Mettre fin aux financement des établissements privés ne mettra pas magiquement fin aux violences, qui existent aussi dans les établissements publics, et n'effacera pas toute ségrégation sociale: certains des bastions les plus élitistes du pays sont des établissements publics, comme le lycée Henri IV à Paris. Mais cela aura au moins un mérite: rendre l'argent public aux établissements publics. Pas un centime ne devrait aller à Bétharram ou Stanislas quand des élèves de Saint-Denis font cours sans chauffage en hiver.

N. Bartosek (UCL Alsace)

Notes:
[1]« Bayrou, roi du silence », Alternative libertaire, mars 2025.
[2]Voir « Dans le sillage de l'affaire de Bétharram, la libération de la parole lève le voile sur l'ampleur des violences passées dans des établissements catholiques » par Eléa Pommiers et Philippe Gagnebet, Le Monde, 11 mars 2025, et « L'affaire Bétharram fait tache d'huile dans d'autres internats catholiques » par David Perrotin et Antton Rouget, Mediapart, 4 mars 2025.
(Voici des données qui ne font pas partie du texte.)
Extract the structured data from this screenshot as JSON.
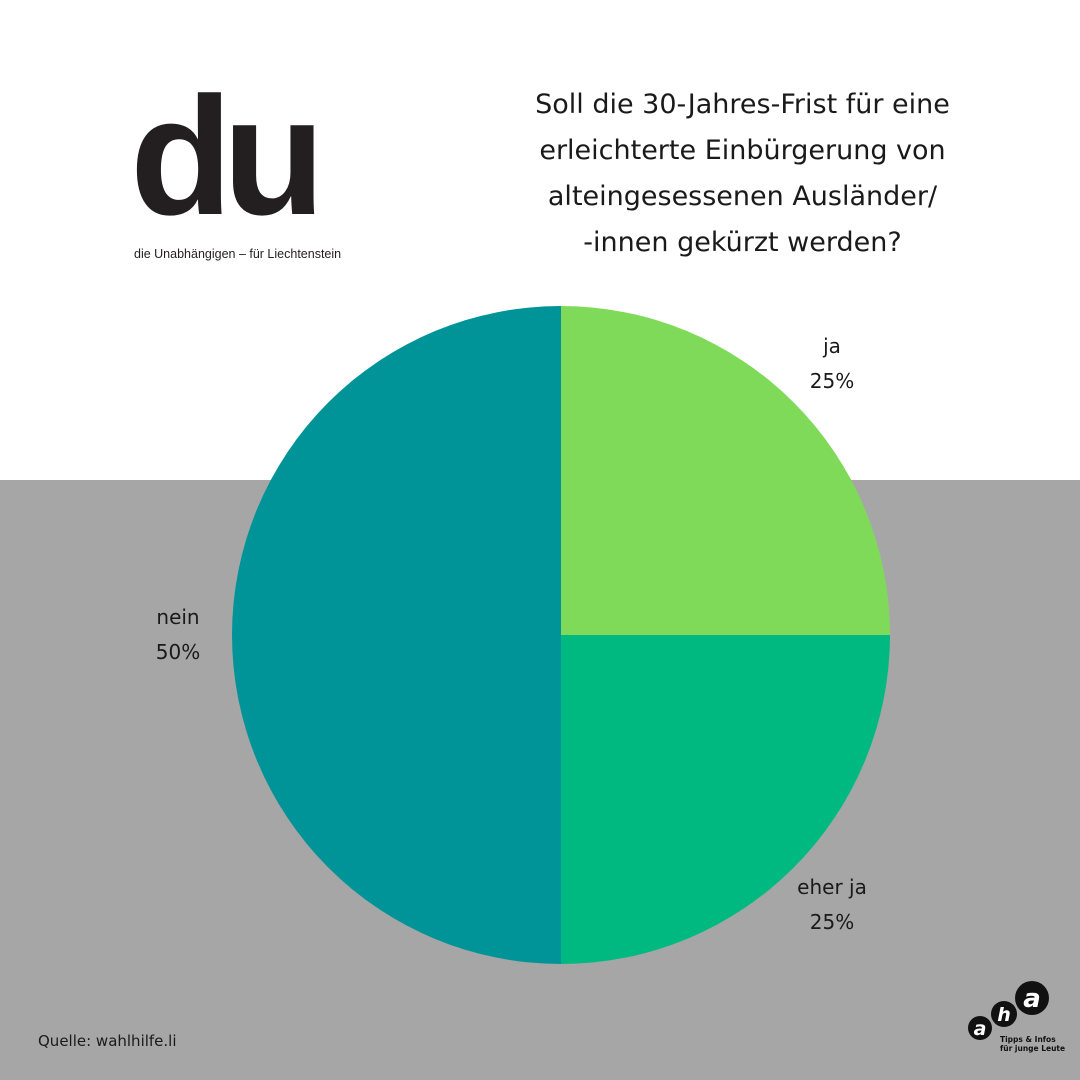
{
  "logo": {
    "mark": "du",
    "tagline": "die Unabhängigen – für Liechtenstein"
  },
  "title_lines": [
    "Soll die 30-Jahres-Frist für eine",
    "erleichterte Einbürgerung von",
    "alteingesessenen Ausländer/",
    "-innen gekürzt werden?"
  ],
  "chart_data": {
    "type": "pie",
    "title": "Soll die 30-Jahres-Frist für eine erleichterte Einbürgerung von alteingesessenen Ausländer/-innen gekürzt werden?",
    "slices": [
      {
        "label": "ja",
        "value": 25,
        "value_label": "25%",
        "color": "#80da5a"
      },
      {
        "label": "eher ja",
        "value": 25,
        "value_label": "25%",
        "color": "#00b980"
      },
      {
        "label": "nein",
        "value": 50,
        "value_label": "50%",
        "color": "#009498"
      }
    ],
    "start_angle": "12 o'clock",
    "direction": "clockwise"
  },
  "source": "Quelle: wahlhilfe.li",
  "aha_logo": {
    "letters": [
      "a",
      "h",
      "a"
    ],
    "tagline_lines": [
      "Tipps & Infos",
      "für junge Leute"
    ]
  },
  "colors": {
    "background_top": "#ffffff",
    "background_bottom": "#a6a6a6",
    "text": "#1a1a1a",
    "logo": "#231f20"
  }
}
[3]« Lycées privés: révélations sur une rallonge de 1,2 milliard d'euros d'argent public », Mediapart, 26 aout 2024.
[4]Mathilde Goanec, « Julien Grenet: « L'école privée sera majoritaire à Paris dans dix ans » » Mediapart, 7 février 2024.
[5]Matthieu Slisse, « Lycée musulman Averroès: révélations sur le coup de force du préfet » ; Mediacités, 23 janvier 2024.